E. Flammarion (p. 101-108).


LE MARCHAND DE MOURON


Qu’il avait froid, pauvre petit diable, avec ses souliers éculés, son pantalon à franges et le vieux panier arrangé en hotte, mais une hotte lamentable, osier bâillant par mille trous au travers desquels le mouron pendait comme le foin entre les barreaux des mangeoires.

Je l’interrogeai discrètement sur l’industrie qu’il exerçait. Sa conversation me documenta.

Il y a, paraît-il, marchands de mouron et marchands de mouron.

Certains achètent le mouron aux Halles, en gros.

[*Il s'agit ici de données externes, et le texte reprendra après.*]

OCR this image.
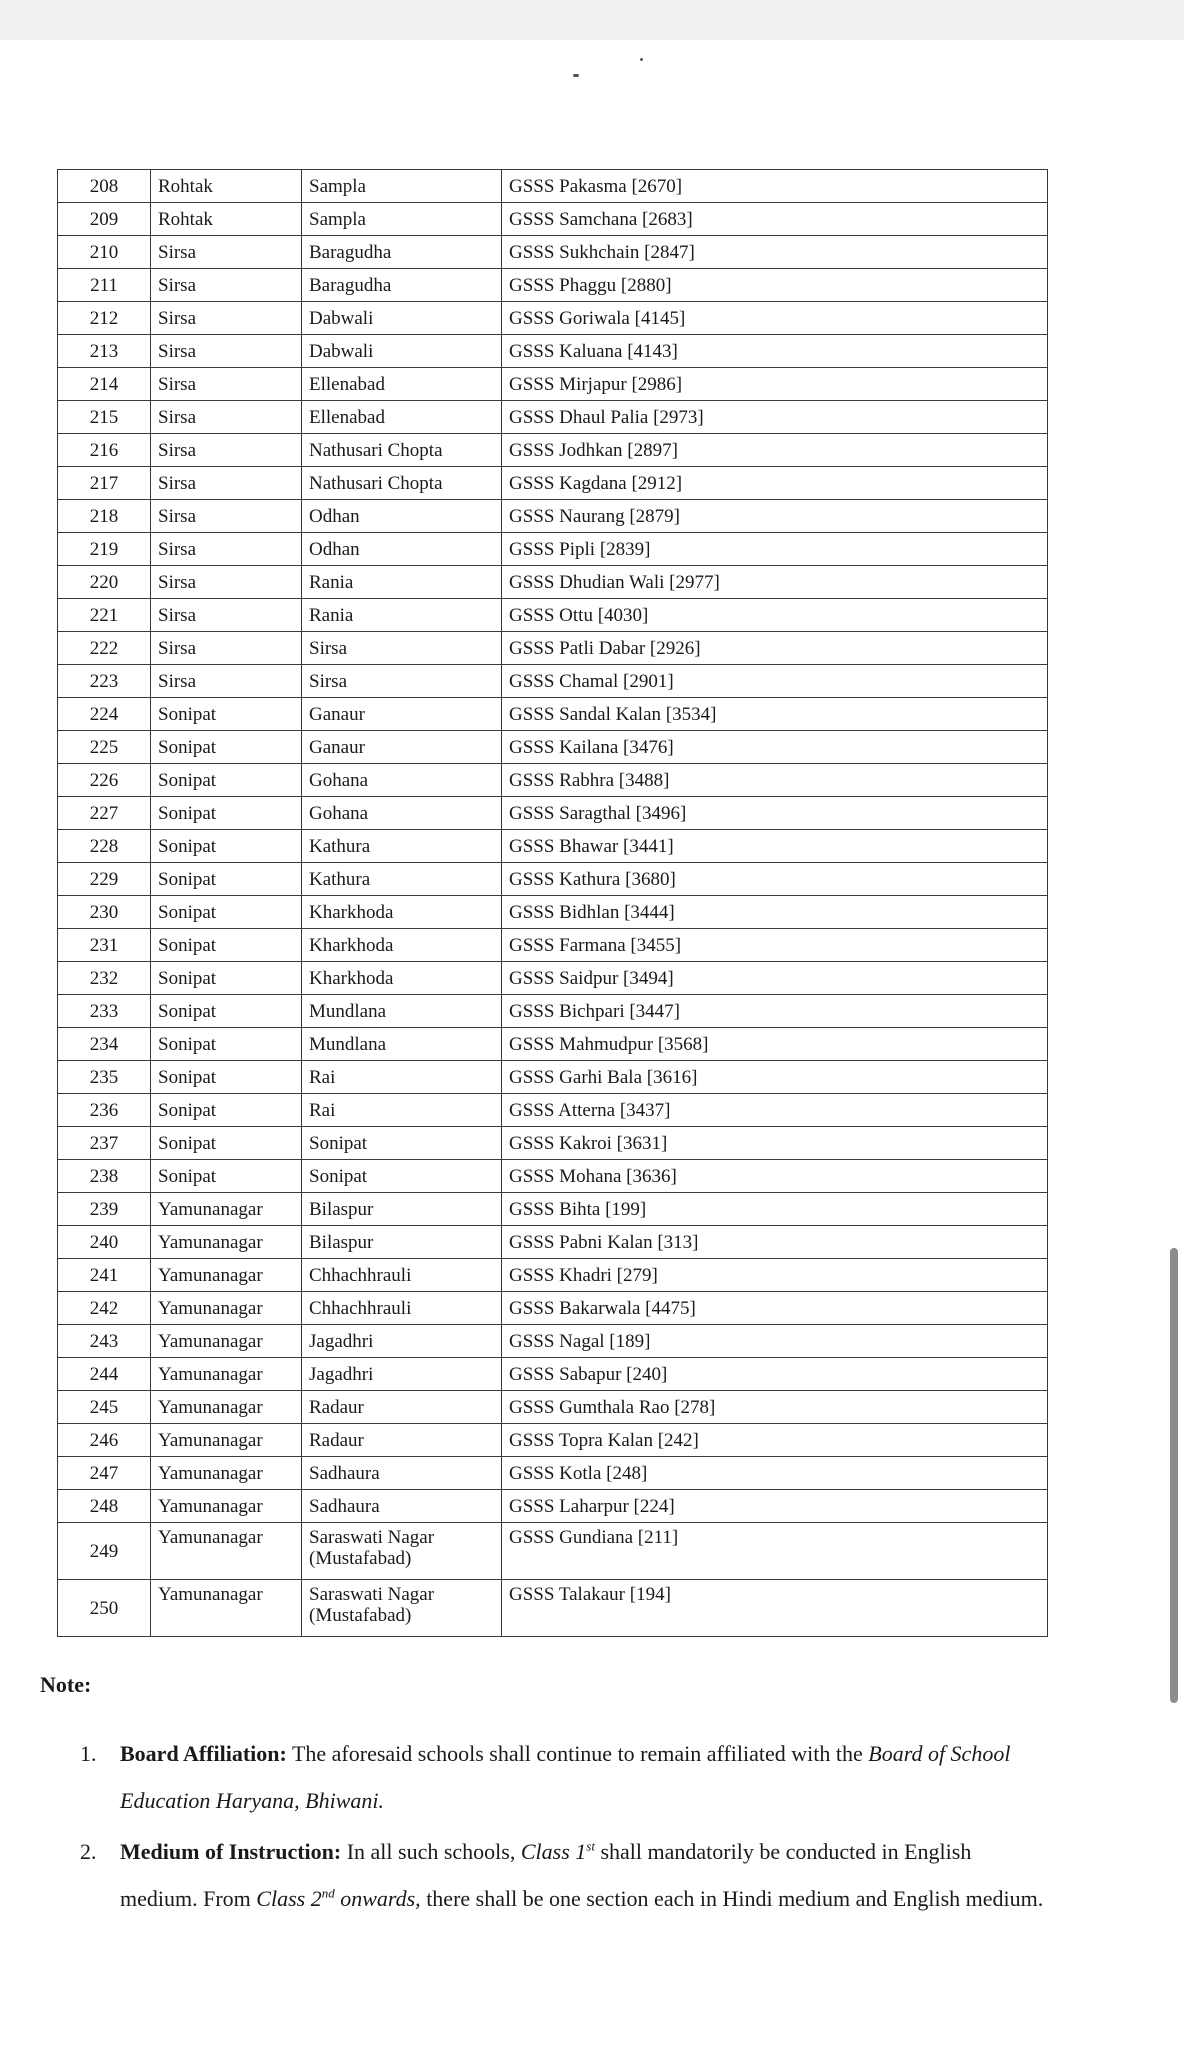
208	Rohtak	Sampla	GSSS Pakasma [2670]
209	Rohtak	Sampla	GSSS Samchana [2683]
210	Sirsa	Baragudha	GSSS Sukhchain [2847]
211	Sirsa	Baragudha	GSSS Phaggu [2880]
212	Sirsa	Dabwali	GSSS Goriwala [4145]
213	Sirsa	Dabwali	GSSS Kaluana [4143]
214	Sirsa	Ellenabad	GSSS Mirjapur [2986]
215	Sirsa	Ellenabad	GSSS Dhaul Palia [2973]
216	Sirsa	Nathusari Chopta	GSSS Jodhkan [2897]
217	Sirsa	Nathusari Chopta	GSSS Kagdana [2912]
218	Sirsa	Odhan	GSSS Naurang [2879]
219	Sirsa	Odhan	GSSS Pipli [2839]
220	Sirsa	Rania	GSSS Dhudian Wali [2977]
221	Sirsa	Rania	GSSS Ottu [4030]
222	Sirsa	Sirsa	GSSS Patli Dabar [2926]
223	Sirsa	Sirsa	GSSS Chamal [2901]
224	Sonipat	Ganaur	GSSS Sandal Kalan [3534]
225	Sonipat	Ganaur	GSSS Kailana [3476]
226	Sonipat	Gohana	GSSS Rabhra [3488]
227	Sonipat	Gohana	GSSS Saragthal [3496]
228	Sonipat	Kathura	GSSS Bhawar [3441]
229	Sonipat	Kathura	GSSS Kathura [3680]
230	Sonipat	Kharkhoda	GSSS Bidhlan [3444]
231	Sonipat	Kharkhoda	GSSS Farmana [3455]
232	Sonipat	Kharkhoda	GSSS Saidpur [3494]
233	Sonipat	Mundlana	GSSS Bichpari [3447]
234	Sonipat	Mundlana	GSSS Mahmudpur [3568]
235	Sonipat	Rai	GSSS Garhi Bala [3616]
236	Sonipat	Rai	GSSS Atterna [3437]
237	Sonipat	Sonipat	GSSS Kakroi [3631]
238	Sonipat	Sonipat	GSSS Mohana [3636]
239	Yamunanagar	Bilaspur	GSSS Bihta [199]
240	Yamunanagar	Bilaspur	GSSS Pabni Kalan [313]
241	Yamunanagar	Chhachhrauli	GSSS Khadri [279]
242	Yamunanagar	Chhachhrauli	GSSS Bakarwala [4475]
243	Yamunanagar	Jagadhri	GSSS Nagal [189]
244	Yamunanagar	Jagadhri	GSSS Sabapur [240]
245	Yamunanagar	Radaur	GSSS Gumthala Rao [278]
246	Yamunanagar	Radaur	GSSS Topra Kalan [242]
247	Yamunanagar	Sadhaura	GSSS Kotla [248]
248	Yamunanagar	Sadhaura	GSSS Laharpur [224]
249	Yamunanagar	Saraswati Nagar (Mustafabad)	GSSS Gundiana [211]
250	Yamunanagar	Saraswati Nagar (Mustafabad)	GSSS Talakaur [194]
Note:
1. Board Affiliation: The aforesaid schools shall continue to remain affiliated with the Board of School Education Haryana, Bhiwani.
2. Medium of Instruction: In all such schools, Class 1st shall mandatorily be conducted in English medium. From Class 2nd onwards, there shall be one section each in Hindi medium and English medium.
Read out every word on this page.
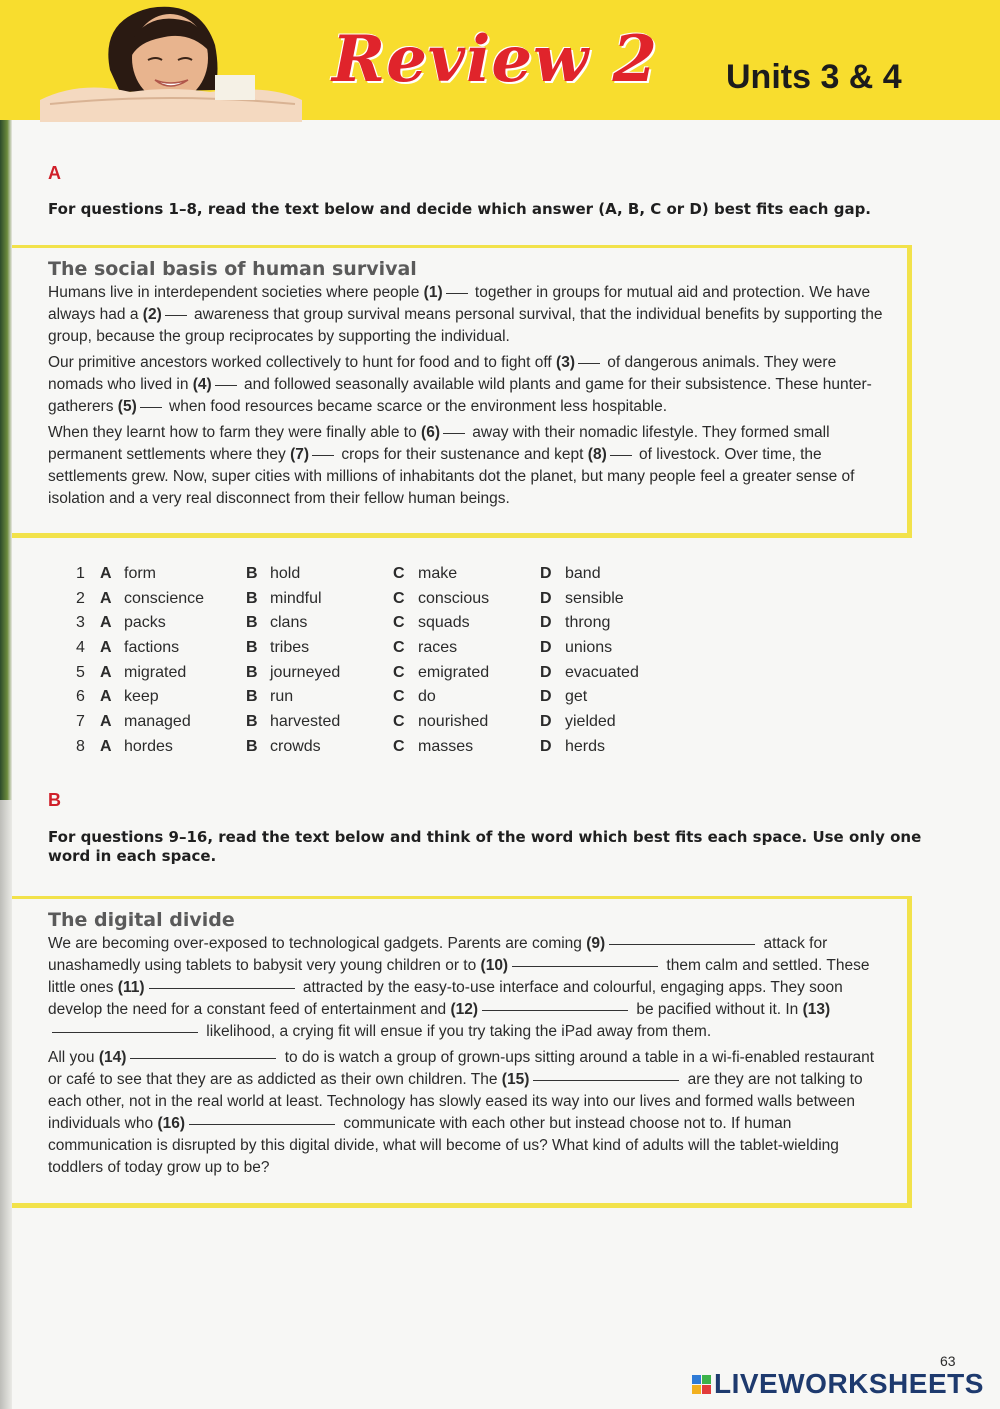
Review 2 Units 3 & 4
A
For questions 1–8, read the text below and decide which answer (A, B, C or D) best fits each gap.
The social basis of human survival

Humans live in interdependent societies where people (1) together in groups for mutual aid and protection. We have always had a (2) awareness that group survival means personal survival, that the individual benefits by supporting the group, because the group reciprocates by supporting the individual.

Our primitive ancestors worked collectively to hunt for food and to fight off (3) of dangerous animals. They were nomads who lived in (4) and followed seasonally available wild plants and game for their subsistence. These hunter-gatherers (5) when food resources became scarce or the environment less hospitable.

When they learnt how to farm they were finally able to (6) away with their nomadic lifestyle. They formed small permanent settlements where they (7) crops for their sustenance and kept (8) of livestock. Over time, the settlements grew. Now, super cities with millions of inhabitants dot the planet, but many people feel a greater sense of isolation and a very real disconnect from their fellow human beings.

1 A form	B hold	C make	D band
2 A conscience	B mindful	C conscious	D sensible
3 A packs	B clans	C squads	D throng
4 A factions	B tribes	C races	D unions
5 A migrated	B journeyed	C emigrated	D evacuated
6 A keep	B run	C do	D get
7 A managed	B harvested	C nourished	D yielded
8 A hordes	B crowds	C masses	D herds
B
For questions 9–16, read the text below and think of the word which best fits each space. Use only one word in each space.
The digital divide

We are becoming over-exposed to technological gadgets. Parents are coming (9)	attack for unashamedly using tablets to babysit very young children or to (10)	them calm and settled. These little ones (11)	attracted by the easy-to-use interface and colourful, engaging apps. They soon develop the need for a constant feed of entertainment and (12)	be pacified without it. In (13) likelihood, a crying fit will ensue if you try taking the iPad away from them.

All you (14)	to do is watch a group of grown-ups sitting around a table in a wi-fi-enabled restaurant or café to see that they are as addicted as their own children. The (15)	are they are not talking to each other, not in the real world at least. Technology has slowly eased its way into our lives and formed walls between individuals who (16)	communicate with each other but instead choose not to. If human communication is disrupted by this digital divide, what will become of us? What kind of adults will the tablet-wielding toddlers of today grow up to be?

63
LIVEWORKSHEETS
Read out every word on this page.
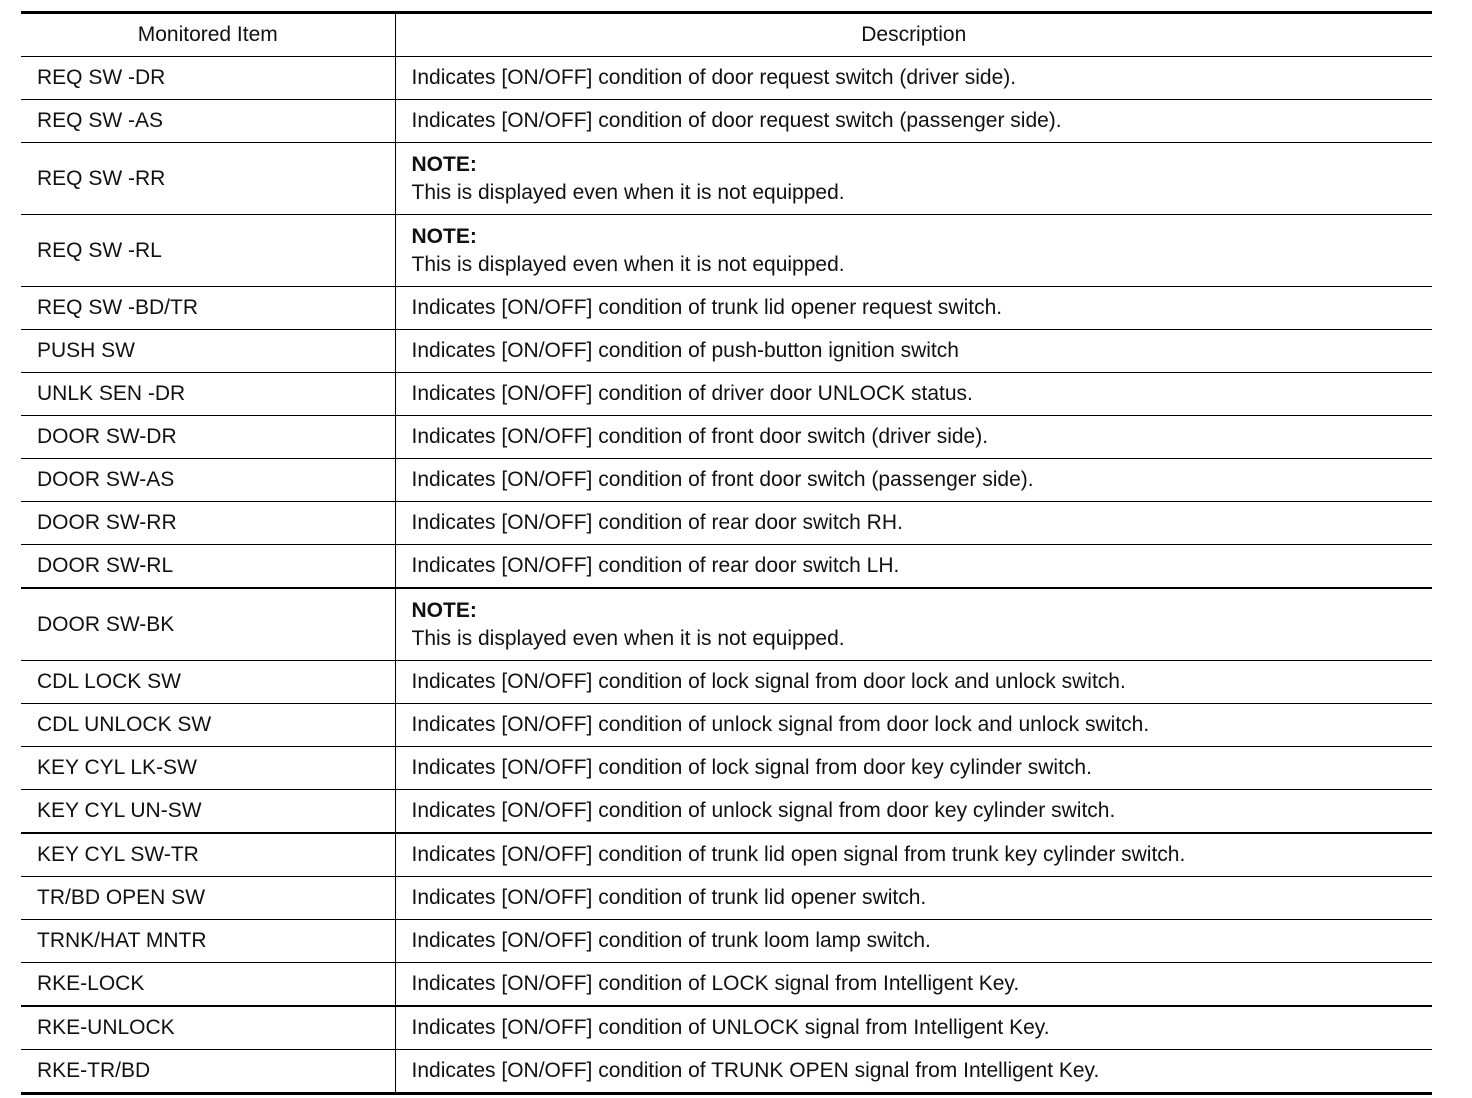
Monitored Item	Description
REQ SW -DR	Indicates [ON/OFF] condition of door request switch (driver side).
REQ SW -AS	Indicates [ON/OFF] condition of door request switch (passenger side).
REQ SW -RR	NOTE:
This is displayed even when it is not equipped.

REQ SW -RL	NOTE:
This is displayed even when it is not equipped.

REQ SW -BD/TR	Indicates [ON/OFF] condition of trunk lid opener request switch.
PUSH SW	Indicates [ON/OFF] condition of push-button ignition switch
UNLK SEN -DR	Indicates [ON/OFF] condition of driver door UNLOCK status.
DOOR SW-DR	Indicates [ON/OFF] condition of front door switch (driver side).
DOOR SW-AS	Indicates [ON/OFF] condition of front door switch (passenger side).
DOOR SW-RR	Indicates [ON/OFF] condition of rear door switch RH.
DOOR SW-RL	Indicates [ON/OFF] condition of rear door switch LH.
DOOR SW-BK	NOTE:
This is displayed even when it is not equipped.

CDL LOCK SW	Indicates [ON/OFF] condition of lock signal from door lock and unlock switch.
CDL UNLOCK SW	Indicates [ON/OFF] condition of unlock signal from door lock and unlock switch.
KEY CYL LK-SW	Indicates [ON/OFF] condition of lock signal from door key cylinder switch.
KEY CYL UN-SW	Indicates [ON/OFF] condition of unlock signal from door key cylinder switch.
KEY CYL SW-TR	Indicates [ON/OFF] condition of trunk lid open signal from trunk key cylinder switch.
TR/BD OPEN SW	Indicates [ON/OFF] condition of trunk lid opener switch.
TRNK/HAT MNTR	Indicates [ON/OFF] condition of trunk loom lamp switch.
RKE-LOCK	Indicates [ON/OFF] condition of LOCK signal from Intelligent Key.
RKE-UNLOCK	Indicates [ON/OFF] condition of UNLOCK signal from Intelligent Key.
RKE-TR/BD	Indicates [ON/OFF] condition of TRUNK OPEN signal from Intelligent Key.
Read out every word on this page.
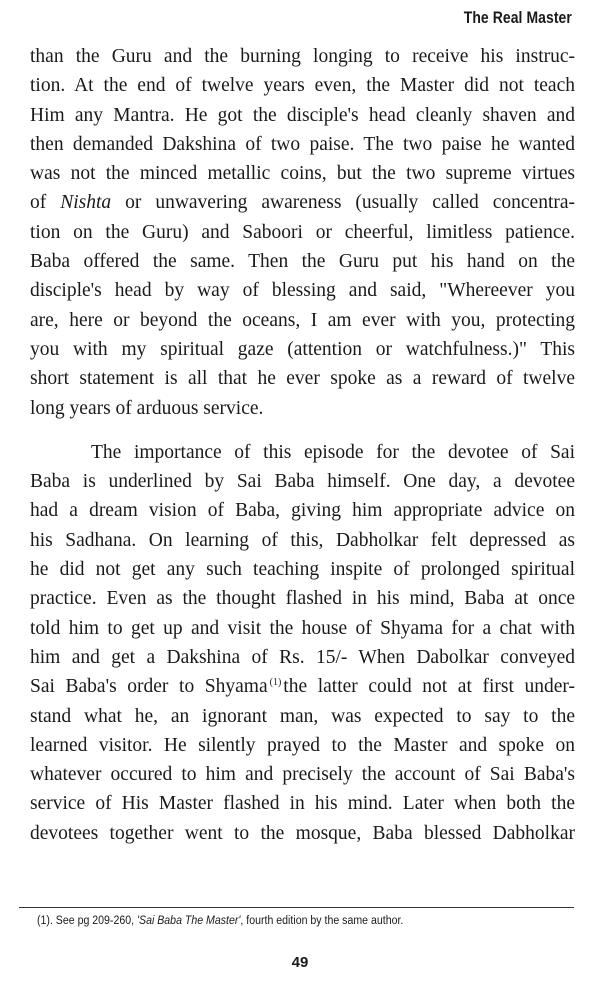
The Real Master
than the Guru and the burning longing to receive his instruc-
tion. At the end of twelve years even, the Master did not teach
Him any Mantra. He got the disciple's head cleanly shaven and
then demanded Dakshina of two paise. The two paise he wanted
was not the minced metallic coins, but the two supreme virtues
of Nishta or unwavering awareness (usually called concentra-
tion on the Guru) and Saboori or cheerful, limitless patience.
Baba offered the same. Then the Guru put his hand on the
disciple's head by way of blessing and said, "Whereever you
are, here or beyond the oceans, I am ever with you, protecting
you with my spiritual gaze (attention or watchfulness.)" This
short statement is all that he ever spoke as a reward of twelve
long years of arduous service.
The importance of this episode for the devotee of Sai
Baba is underlined by Sai Baba himself. One day, a devotee
had a dream vision of Baba, giving him appropriate advice on
his Sadhana. On learning of this, Dabholkar felt depressed as
he did not get any such teaching inspite of prolonged spiritual
practice. Even as the thought flashed in his mind, Baba at once
told him to get up and visit the house of Shyama for a chat with
him and get a Dakshina of Rs. 15/- When Dabolkar conveyed
Sai Baba's order to Shyama $^{(1)}$ the latter could not at first under-
stand what he, an ignorant man, was expected to say to the
learned visitor. He silently prayed to the Master and spoke on
whatever occured to him and precisely the account of Sai Baba's
service of His Master flashed in his mind. Later when both the
devotees together went to the mosque, Baba blessed Dabholkar
(1). See pg 209-260, 'Sai Baba The Master', fourth edition by the same author.
49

Mouron tassé et défraîchi que les oisillons n’aiment guère.

Lui arrivait de Bourg-la-Reine, à pied bien entendu, et rapportant une charge de mouron frais comme rosée.

Parti de Paris avant l’aube, — depuis Arcueil où les champs commencent jusqu’au Robinson des prairies qui dresse ses escarpolettes et ses « bosquets » dominicaux parmi les peupliers, au bord d’une Bièvre sulfureuse un peu, mais cristalline encore et paresseusement herbue, — l’ingénu vagabond, le long des fossés et des haies, avait tout le matin cueilli l’herbe, fleurie d’étoiles pâles, dont se consolent dans l’exil des villes nos gentils prisonniers chanteurs.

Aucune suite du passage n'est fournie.